The Long Trip: A prehistory of psychedelia
Paul Devereux FT 264
The Long Trip is a revised and updated edition of Paul Devereux’s 1997 excursion into psychedelia’s prehistory, as well as its ancient and recent history. Delving into aspects of archæology many academics ignore, it unearths our ancestors’ visionary past, leaving little doubt that for almost as long as human culture has existed, we have used substances to alter our consciousness. Bags containing opium poppies which were likely burnt on braziers and inhaled have been found in Neolithic burial sites in southern Europe. During this period in Europe, psychoactive fumes gave way to potions and brews, as evidenced by ornate jugs shaped like the heads of opium poppies. Herodotus, noting the Scythians’ howls of pleasure from inhaling cannabis, documented the outgoing smoking complex.
Ancient texts testify to the cultural and spiritual importance of magical plants and fungi. The identity of the divine soma from the Indian holy book the Rig Veda has long puzzled scholars, with almost every possible psychedelic entity from the Amanita muscaria mushroom to the Syrian rue bush (Peganum harmala) being suggested as the likely candidate.
A similar enigma surrounds kykeon, which was used during the secret initiation rites of the ancient Greeks as part of the Eleusinian mysteries. Wasson, Hofmann and Ruck suggest that given that the rites were in honour of Demeter, the goddess of grain, its ingredients probably contained some derivative of ergot, a grain fungus which contains psychedelic alkaloids, the building block for LSD. Were ancient Greek and Roman philosophers and leaders such as Plato and Cicero initiated into an LSD cult which lasted two millennia? The likelihood of this is strengthened by learning that the next most important sacred site of ancient Greece, the temples of Delphi, probably also had psychedelic origins. The female oracles either inhaled psychoactive fumes rising from fissures in the rocks or partook of psychedelic plants, such as henbane (Hyoscyamus niger), sacred to the temple’s later patron, Apollo.

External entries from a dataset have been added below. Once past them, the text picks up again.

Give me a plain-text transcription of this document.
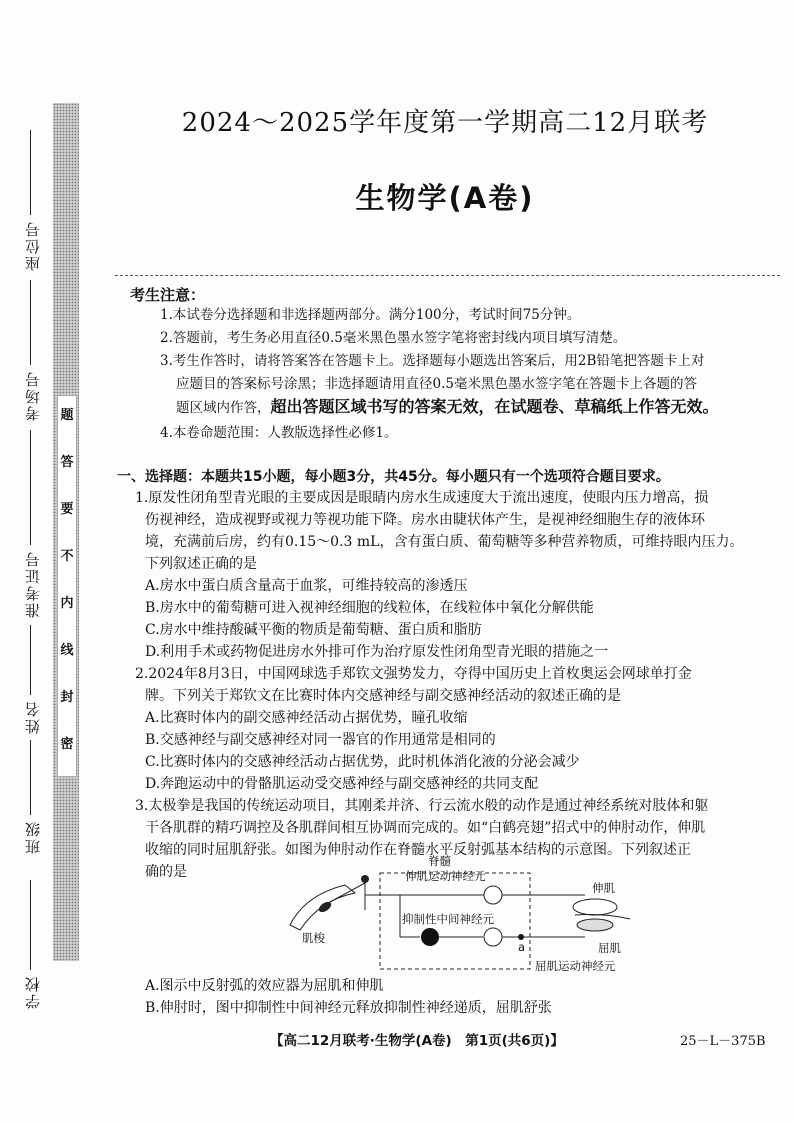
题
答
要
不
内
线
封
密
座位号
考场号
准考证号
姓名
班级
学校
2024～2025学年度第一学期高二12月联考
生物学(A卷)
考生注意：
1.本试卷分选择题和非选择题两部分。满分100分，考试时间75分钟。
2.答题前，考生务必用直径0.5毫米黑色墨水签字笔将密封线内项目填写清楚。
3.考生作答时，请将答案答在答题卡上。选择题每小题选出答案后，用2B铅笔把答题卡上对
应题目的答案标号涂黑；非选择题请用直径0.5毫米黑色墨水签字笔在答题卡上各题的答
题区域内作答，超出答题区域书写的答案无效，在试题卷、草稿纸上作答无效。
4.本卷命题范围：人教版选择性必修1。
一、选择题：本题共15小题，每小题3分，共45分。每小题只有一个选项符合题目要求。
1.原发性闭角型青光眼的主要成因是眼睛内房水生成速度大于流出速度，使眼内压力增高，损
伤视神经，造成视野或视力等视功能下降。房水由睫状体产生，是视神经细胞生存的液体环
境，充满前后房，约有0.15～0.3 mL，含有蛋白质、葡萄糖等多种营养物质，可维持眼内压力。
下列叙述正确的是
A.房水中蛋白质含量高于血浆，可维持较高的渗透压
B.房水中的葡萄糖可进入视神经细胞的线粒体，在线粒体中氧化分解供能
C.房水中维持酸碱平衡的物质是葡萄糖、蛋白质和脂肪
D.利用手术或药物促进房水外排可作为治疗原发性闭角型青光眼的措施之一
2.2024年8月3日，中国网球选手郑钦文强势发力，夺得中国历史上首枚奥运会网球单打金
牌。下列关于郑钦文在比赛时体内交感神经与副交感神经活动的叙述正确的是
A.比赛时体内的副交感神经活动占据优势，瞳孔收缩
B.交感神经与副交感神经对同一器官的作用通常是相同的
C.比赛时体内的交感神经活动占据优势，此时机体消化液的分泌会减少
D.奔跑运动中的骨骼肌运动受交感神经与副交感神经的共同支配
3.太极拳是我国的传统运动项目，其刚柔并济、行云流水般的动作是通过神经系统对肢体和躯
干各肌群的精巧调控及各肌群间相互协调而完成的。如“白鹤亮翅”招式中的伸肘动作，伸肌
收缩的同时屈肌舒张。如图为伸肘动作在脊髓水平反射弧基本结构的示意图。下列叙述正
确的是
脊髓
伸肌运动神经元
抑制性中间神经元
肌梭
伸肌
屈肌
屈肌运动神经元
a
A.图示中反射弧的效应器为屈肌和伸肌
B.伸肘时，图中抑制性中间神经元释放抑制性神经递质，屈肌舒张
【高二12月联考·生物学(A卷)　第1页(共6页)】	25－L－375B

The Long Trip also presents a round-up of prehistoric ethnobotany in the Americas. A dazzling array of psychedelic substances from the peyote cactus (Lophophora williamsii) to toad venom – within a psychedelic pharmacopeia that includes water lilies, mushrooms, vines, beans, climbers, shrubs and trees – has been used by indigenous peoples from Canada to Chile. Their use for magico-religious purposes goes back several thousand years, according to archæological evidence. It is even thought that Palæolithic rock art, some of the oldest remnants of human culture, depicts the geometric patterns experienced in altered states such as those induced by the ingestion of psychoactive flora and fauna. These patterns, known as form constants or (perhaps erroneously) as entoptics, occur universally in psychedelic states and are a prominent feature of psychedelically-inspired artwork.
The Long Trip is an essential investigation into the archæology of consciousness and punctuated with extraordinary accounts of otherworldly experiences by ‘psychonauts’ throughout the ages. Le Club des Haschischins founder Théophile Gautier describes a mind-blowing psychedelic journey through time on hashish. Some of the accounts reach into the not-so-distant past, and Devereux’s epic maiden voyage on LSD in the 1960s is one of the most lucid accounts of a psychedelic experience this side of Huxley’s Doors of Perception.
Accounts of such shamanic-like expeditions give authenticity to the book’s further explorations into psychedelic substances as inducers of interspecies communication, psychic abilities, problem-solving creativity and a host of other transformative transpersonal experiences. As Devereux notes, “it is a culturally-engineered cliché to dismiss such states as somehow delusional.” This edition is thinner than the original, having left behind the chapter on shamanic landscapes. However, it is vitally important in situating our current drug laws as just brief modern misconceptions.